Schwules Paar in der U-Bahn verprügelt – für Polizei kein Hassverbrechen

Nicht nur der Angriff erschüttert Rom, sondern auch die Reaktion der Behörden

Angriff in der römischen U-Bahn
GayNet Roma

Wie erst jetzt bekannt geworden ist, wurde in Rom ein schwules Paar Ende Februar zum Opfer eines gewalttätigten Angriffs. Der Angreifer konnte mittlerweile identifiziert werden, doch die Polizei der italienischen Hauptstadt weigert sich, die Tat als Hassverbrechen einzustufen.

Als Jean Pierre seinen Freund küsste, rastete ein Mann auf dem anderen Bahnsteig aus

Die Tat ereignete sich am 26. Februar gegen 21.00 Uhr in der U-Bahn-Station Valle Aurelia im Nordwesten der italienischen Hauptstadt, berichtet die italienische Tageszeitung La Repubblica. Der 23-jährige Jean Pierre Moreno küsst gerade seinen 13 Jahre älteren Freund Alfredo, als ein Mann am anderen Bahnsteig das Paar anschreit und fragt: „Schämt ihr euch nicht?“

https://fb.watch/4qOwUtUWNh/

Jean Pierre schreit zurück: „Für was sollen wir uns schämen?“ – da überquert der Mann die Gleise und fängt an, das Paar zu schlagen und zu treten. Ein Freund des Paares hat die Tat auf Video festgehalten, die LGBTI-Organisation GayNet Roma hat die Aufnahmen in Sozialen Netzwerken veröffentlicht. Alfredo wurde bei dem Angriff am linken Auge verletzt, Jean Pierre kam ohne gravierende Verletzungen davon. 

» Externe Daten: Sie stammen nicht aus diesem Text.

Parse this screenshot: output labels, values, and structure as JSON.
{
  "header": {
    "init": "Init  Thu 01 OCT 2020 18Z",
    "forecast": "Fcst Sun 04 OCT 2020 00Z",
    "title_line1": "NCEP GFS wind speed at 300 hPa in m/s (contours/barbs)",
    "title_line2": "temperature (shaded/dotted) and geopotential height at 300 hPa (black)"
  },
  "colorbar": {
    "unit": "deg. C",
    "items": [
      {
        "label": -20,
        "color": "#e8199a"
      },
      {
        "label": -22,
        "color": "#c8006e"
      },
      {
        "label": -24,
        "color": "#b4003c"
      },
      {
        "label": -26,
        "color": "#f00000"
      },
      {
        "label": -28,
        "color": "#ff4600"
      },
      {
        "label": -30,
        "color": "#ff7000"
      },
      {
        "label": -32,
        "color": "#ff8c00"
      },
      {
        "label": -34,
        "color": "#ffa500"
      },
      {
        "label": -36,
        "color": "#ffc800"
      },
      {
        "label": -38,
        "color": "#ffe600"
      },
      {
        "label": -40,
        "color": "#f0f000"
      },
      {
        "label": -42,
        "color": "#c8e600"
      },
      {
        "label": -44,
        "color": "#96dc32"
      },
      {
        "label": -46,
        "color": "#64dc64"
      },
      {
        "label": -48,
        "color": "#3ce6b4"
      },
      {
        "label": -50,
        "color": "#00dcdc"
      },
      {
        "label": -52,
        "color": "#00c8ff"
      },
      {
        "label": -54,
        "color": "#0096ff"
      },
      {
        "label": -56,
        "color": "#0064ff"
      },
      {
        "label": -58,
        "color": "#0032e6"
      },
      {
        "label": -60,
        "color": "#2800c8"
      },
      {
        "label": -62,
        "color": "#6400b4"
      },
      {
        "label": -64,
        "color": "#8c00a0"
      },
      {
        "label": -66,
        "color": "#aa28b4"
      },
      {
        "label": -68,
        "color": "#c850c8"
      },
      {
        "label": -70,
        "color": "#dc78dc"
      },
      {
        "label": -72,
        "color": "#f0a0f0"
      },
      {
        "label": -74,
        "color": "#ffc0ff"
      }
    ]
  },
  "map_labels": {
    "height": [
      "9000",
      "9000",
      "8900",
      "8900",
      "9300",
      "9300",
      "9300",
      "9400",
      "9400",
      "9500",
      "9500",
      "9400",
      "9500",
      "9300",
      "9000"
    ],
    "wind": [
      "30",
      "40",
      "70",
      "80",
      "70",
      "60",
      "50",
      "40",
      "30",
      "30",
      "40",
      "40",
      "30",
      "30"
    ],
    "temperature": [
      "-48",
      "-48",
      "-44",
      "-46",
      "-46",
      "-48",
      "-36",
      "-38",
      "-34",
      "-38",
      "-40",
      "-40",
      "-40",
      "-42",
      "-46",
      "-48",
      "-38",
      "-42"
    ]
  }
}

Die Polizei forderte die Aufnahmen der Überwachungskameras zunächst nicht an

Beim Versuch, die Tat nach ihrem Besuch in der Notaufnahme bei der Polizei anzuzeigen, erlebten sie die nächste unliebsame Überraschung. Wie das Paar erklärte, wollte die Polizei die Tat nicht als schwulenfeindliches Hassverbrechen einstufen. Sie weigerte sich auch, das Material der Überwachungskameras anzufordern, das so nach sieben Tagen automatisch gelöscht wurde.

Für Rosario Coco von GayNet Roma ein Skandal: „Eine zusätzliche Beschwerde war notwendig, damit die Anfrage zum Abrufen des Überwachungsvideos gestellt wurde, um so den gesamten Vorfall belegen zu können. Wir wissen derzeit nicht, ob die Bilder wiederhergestellt werden konnten“, ärgert sie sich – man warte derzeit auf eine Erklärung der Staatsanwaltschaft.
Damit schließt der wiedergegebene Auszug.